Carafulla, Ghetto, Scalandrone
e Dubbioso e Risoluto forestieri.

Carafulla. Divinamente, sta bene, tu ne sai un pien sacco; certo, sí, che tu l’hai indovinata: la luna non fa, per quanto io ne veggo, altrimenti stasera.

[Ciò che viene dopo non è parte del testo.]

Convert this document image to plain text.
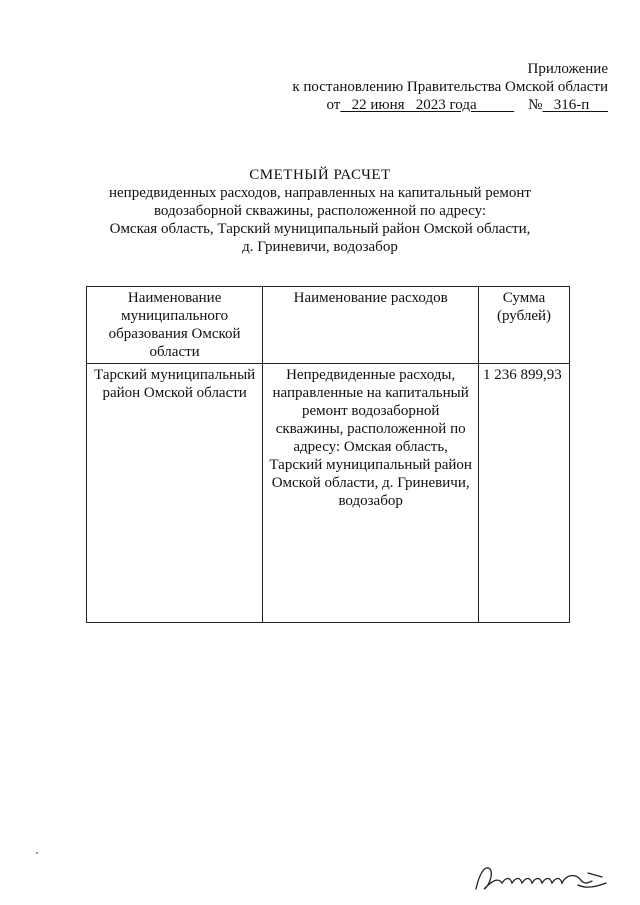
Приложение
к постановлению Правительства Омской области
от 22 июня   2023 года № 316-п
СМЕТНЫЙ РАСЧЕТ
непредвиденных расходов, направленных на капитальный ремонт
водозаборной скважины, расположенной по адресу:
Омская область, Тарский муниципальный район Омской области,
д. Гриневичи, водозабор
Наименование муниципального образования Омской области	Наименование расходов	Сумма (рублей)
Тарский муниципальный район Омской области	Непредвиденные расходы, направленные на капитальный ремонт водозаборной скважины, расположенной по адресу: Омская область, Тарский муниципальный район Омской области, д. Гриневичи, водозабор	1 236 899,93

Ghetto. Se la non fa stasera, la debbe aver fatto; e se l’è pregna, la fará. Queste cose me l’ha insegnate la mattematica: io l’imparai sul libro di mio padre e so tutte tutte le volte che fa la luna.

Carafulla. La ti fa dar la volta al cervello la luna, il mio Ghetto. Che cosa v’è egli su quel libro di tuo padre?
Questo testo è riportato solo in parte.